Le donne sono l’anima della rivolta egiziana. La presenza femminile in piazza Tahrir, dove si sta facendo la storia, è sempre più massiccia e attiva. Ed è già una rivoluzione: fino a poche settimane fa era inconcepibile che le famiglie le lasciassero uscire di casa per partecipare a una manifestazione anti-governativa. Soprattutto considerando che
il dissenso, in Egitto, è punito, come minimo, col carcere. “Le donne sono molto dinamiche” - dichiara un anonimo oppositore a Radio Free Europe - “hanno rivestito la nostra protesta di una dimensione etica. E hanno fatto di tutto per renderla pacifica. Ora abbiamo visto tutti le immagini di ragazze ferite negli scontri”. “
E’ la prima volta nella mia vita che possono scendere in strada senza essere molestata in alcun modo” - dice Samer Osman, una ragazza che ha partecipato alle manifestazioni - “E’ stata una settimana perfetta. Praticamente un’utopia. Nei giorni della protesta nessun uomo mi ha guardata come un oggetto del desiderio sessuale. Anzi, i maschi sono stati molto protettivi nei nostri confronti”. Queste parole già dicono tutto sul perché le donne siano naturalmente spinte a fare la rivoluzione, culturale oltre che politica. Il rischio vale la candela: oggi chiedono più libertà. Alle loro spalle non hanno nulla da perdere. Finora il regime di Mubarak, salvo qualche piccola riforma nel 2004 e nel 2008, non ha fatto altro che garantire la loro tradizionale discriminazione.

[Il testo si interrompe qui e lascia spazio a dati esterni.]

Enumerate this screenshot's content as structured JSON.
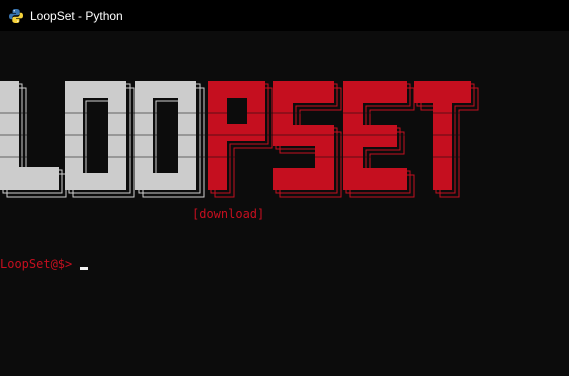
{
  "window": {
    "title": "LoopSet - Python"
  },
  "banner": {
    "art_text": "LOOPSET",
    "letters": [
      {
        "char": "L",
        "color": "#cccccc"
      },
      {
        "char": "O",
        "color": "#cccccc"
      },
      {
        "char": "O",
        "color": "#cccccc"
      },
      {
        "char": "P",
        "color": "#c50f1f"
      },
      {
        "char": "S",
        "color": "#c50f1f"
      },
      {
        "char": "E",
        "color": "#c50f1f"
      },
      {
        "char": "T",
        "color": "#c50f1f"
      }
    ]
  },
  "console": {
    "download_label": "[download]",
    "prompt": "LoopSet@$>",
    "input_value": ""
  },
  "colors": {
    "background": "#0c0c0c",
    "titlebar": "#000000",
    "accent_red": "#c50f1f",
    "art_gray": "#cccccc"
  },
  "icons": {
    "app": "python-icon"
  }
}
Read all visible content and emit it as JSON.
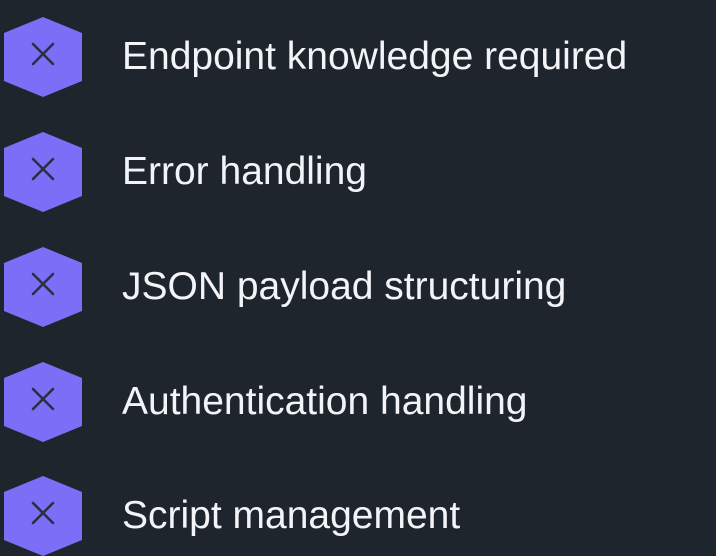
{
  "theme": {
    "background": "#1f252d",
    "accent": "#7c6ff7",
    "icon_stroke": "#2a3040",
    "text": "#f3f4f7"
  },
  "list": {
    "icon": "x-mark-hexagon-icon",
    "items": [
      {
        "label": "Endpoint knowledge required"
      },
      {
        "label": "Error handling"
      },
      {
        "label": "JSON payload structuring"
      },
      {
        "label": "Authentication handling"
      },
      {
        "label": "Script management"
      }
    ]
  }
}
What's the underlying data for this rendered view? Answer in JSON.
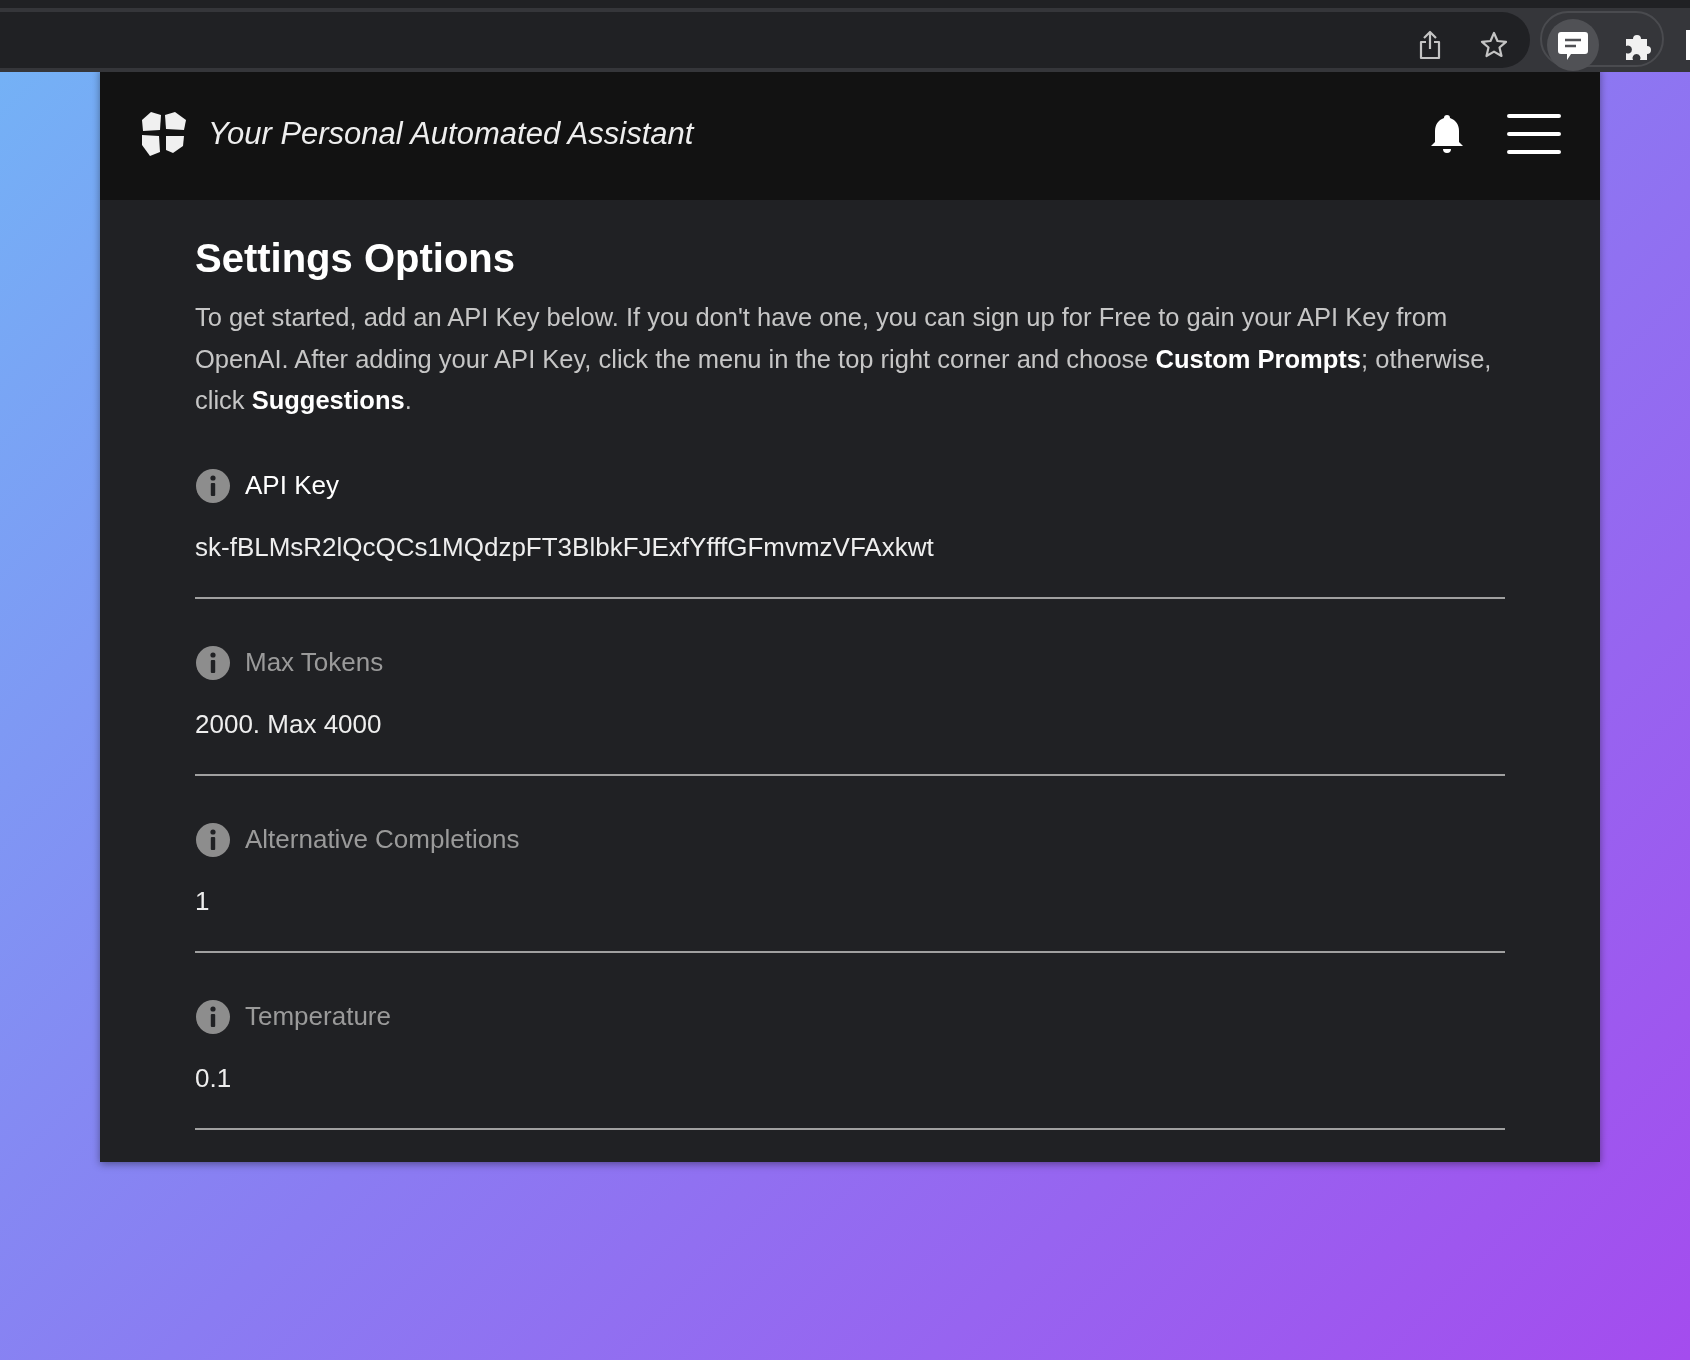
{
  "header": {
    "title": "Your Personal Automated Assistant"
  },
  "page": {
    "title": "Settings Options",
    "intro": "To get started, add an API Key below. If you don't have one, you can sign up for Free to gain your API Key from OpenAI. After adding your API Key, click the menu in the top right corner and choose **Custom Prompts**; otherwise, click **Suggestions**."
  },
  "fields": [
    {
      "label": "API Key",
      "value": "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",
      "active": true
    },
    {
      "label": "Max Tokens",
      "value": "2000. Max 4000",
      "active": false
    },
    {
      "label": "Alternative Completions",
      "value": "1",
      "active": false
    },
    {
      "label": "Temperature",
      "value": "0.1",
      "active": false
    }
  ]
}
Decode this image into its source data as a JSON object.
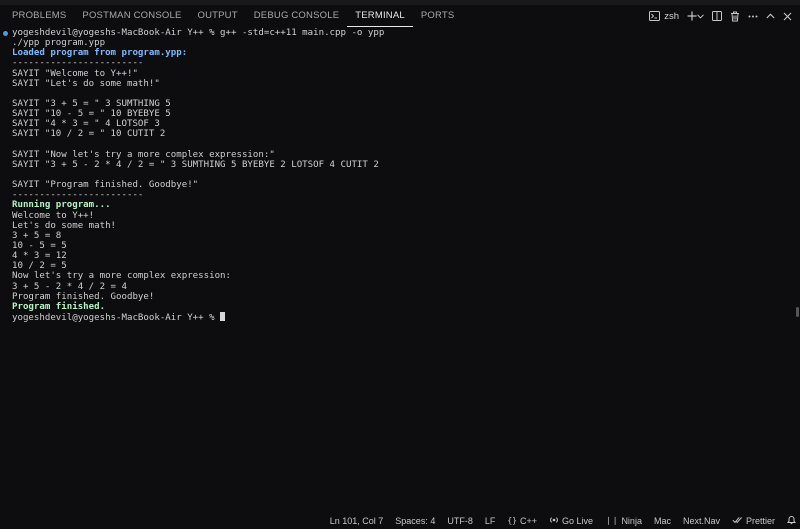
{
  "panel": {
    "tabs": [
      "PROBLEMS",
      "POSTMAN CONSOLE",
      "OUTPUT",
      "DEBUG CONSOLE",
      "TERMINAL",
      "PORTS"
    ],
    "active_tab": "TERMINAL",
    "shell_label": "zsh",
    "tool_icons": [
      "terminal-icon",
      "plus-icon",
      "chevron-down-icon",
      "split-icon",
      "trash-icon",
      "more-icon",
      "maximize-icon",
      "close-icon"
    ]
  },
  "terminal": {
    "lines": [
      {
        "text": "yogeshdevil@yogeshs-MacBook-Air Y++ % g++ -std=c++11 main.cpp -o ypp",
        "style": "prompt"
      },
      {
        "text": "./ypp program.ypp",
        "style": ""
      },
      {
        "text": "Loaded program from program.ypp:",
        "style": "blue-bold"
      },
      {
        "text": "------------------------",
        "style": ""
      },
      {
        "text": "SAYIT \"Welcome to Y++!\"",
        "style": ""
      },
      {
        "text": "SAYIT \"Let's do some math!\"",
        "style": ""
      },
      {
        "text": "",
        "style": ""
      },
      {
        "text": "SAYIT \"3 + 5 = \" 3 SUMTHING 5",
        "style": ""
      },
      {
        "text": "SAYIT \"10 - 5 = \" 10 BYEBYE 5",
        "style": ""
      },
      {
        "text": "SAYIT \"4 * 3 = \" 4 LOTSOF 3",
        "style": ""
      },
      {
        "text": "SAYIT \"10 / 2 = \" 10 CUTIT 2",
        "style": ""
      },
      {
        "text": "",
        "style": ""
      },
      {
        "text": "SAYIT \"Now let's try a more complex expression:\"",
        "style": ""
      },
      {
        "text": "SAYIT \"3 + 5 - 2 * 4 / 2 = \" 3 SUMTHING 5 BYEBYE 2 LOTSOF 4 CUTIT 2",
        "style": ""
      },
      {
        "text": "",
        "style": ""
      },
      {
        "text": "SAYIT \"Program finished. Goodbye!\"",
        "style": ""
      },
      {
        "text": "------------------------",
        "style": ""
      },
      {
        "text": "Running program...",
        "style": "green-bold"
      },
      {
        "text": "Welcome to Y++!",
        "style": ""
      },
      {
        "text": "Let's do some math!",
        "style": ""
      },
      {
        "text": "3 + 5 = 8",
        "style": ""
      },
      {
        "text": "10 - 5 = 5",
        "style": ""
      },
      {
        "text": "4 * 3 = 12",
        "style": ""
      },
      {
        "text": "10 / 2 = 5",
        "style": ""
      },
      {
        "text": "Now let's try a more complex expression:",
        "style": ""
      },
      {
        "text": "3 + 5 - 2 * 4 / 2 = 4",
        "style": ""
      },
      {
        "text": "Program finished. Goodbye!",
        "style": ""
      },
      {
        "text": "Program finished.",
        "style": "green-bold"
      },
      {
        "text": "yogeshdevil@yogeshs-MacBook-Air Y++ % ",
        "style": "cursor"
      }
    ]
  },
  "statusbar": {
    "position": "Ln 101, Col 7",
    "spaces": "Spaces: 4",
    "encoding": "UTF-8",
    "eol": "LF",
    "language": "C++",
    "golive": "Go Live",
    "ninja": "Ninja",
    "mac": "Mac",
    "nextnav": "Next.Nav",
    "prettier": "Prettier"
  },
  "colors": {
    "background": "#0d0d0f",
    "prompt_dot": "#4c9be8",
    "loaded_text": "#7fb8ff",
    "running_text": "#b8f2c5"
  }
}
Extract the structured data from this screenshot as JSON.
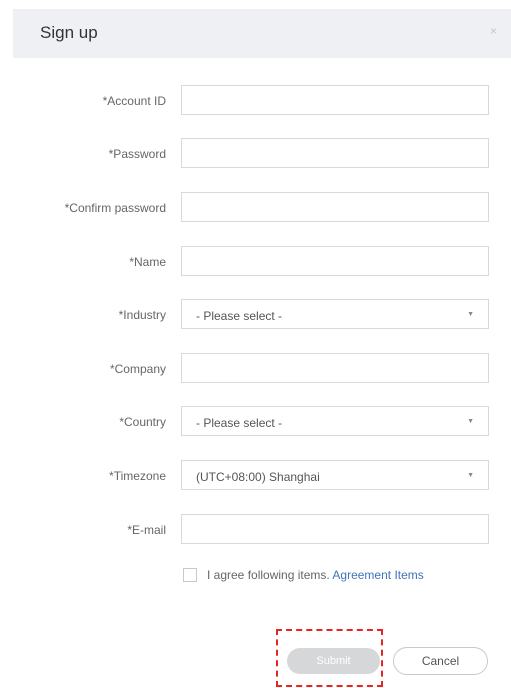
{
  "dialog": {
    "title": "Sign up",
    "close_icon": "×"
  },
  "form": {
    "fields": [
      {
        "label": "*Account ID",
        "type": "text",
        "value": ""
      },
      {
        "label": "*Password",
        "type": "text",
        "value": ""
      },
      {
        "label": "*Confirm password",
        "type": "text",
        "value": ""
      },
      {
        "label": "*Name",
        "type": "text",
        "value": ""
      },
      {
        "label": "*Industry",
        "type": "select",
        "value": "- Please select -"
      },
      {
        "label": "*Company",
        "type": "text",
        "value": ""
      },
      {
        "label": "*Country",
        "type": "select",
        "value": "- Please select -"
      },
      {
        "label": "*Timezone",
        "type": "select",
        "value": "(UTC+08:00) Shanghai"
      },
      {
        "label": "*E-mail",
        "type": "text",
        "value": ""
      }
    ],
    "agreement": {
      "text": "I agree following items.",
      "link": "Agreement Items",
      "checked": false
    }
  },
  "actions": {
    "submit_label": "Submit",
    "cancel_label": "Cancel"
  },
  "colors": {
    "header_bg": "#eef0f3",
    "link": "#3f74b8",
    "highlight": "#e52521",
    "submit_bg": "#d6d7d9"
  }
}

L’Egitto non è sempre stato così duro nei confronti del sesso debole. Il clima di grande apertura internazionale negli anni del protettorato britannico (1882-1952) e poi la parentesi laica del presidente/dittatore Nasser (1952-1970) avevano contribuito a modernizzare la società tradizionale.
Fino agli anni ‘70, almeno nelle grandi città (Il Cairo e Alessandria), era persino raro vedere donne con il velo islamico. La svolta, in peggio, è iniziata con il presidente Sadat (1970-1981). Il quale, per rappacificare l’opposizione dei Fratelli Musulmani, ha emendato la Costituzione nel 1980: da allora la Legge Coranica è la principale fonte del legislatore. La riforma non ha convinto gli integralisti, che appena un anno dopo hanno ucciso Sadat. In compenso, è servita a riportare la società egiziana indietro di secoli.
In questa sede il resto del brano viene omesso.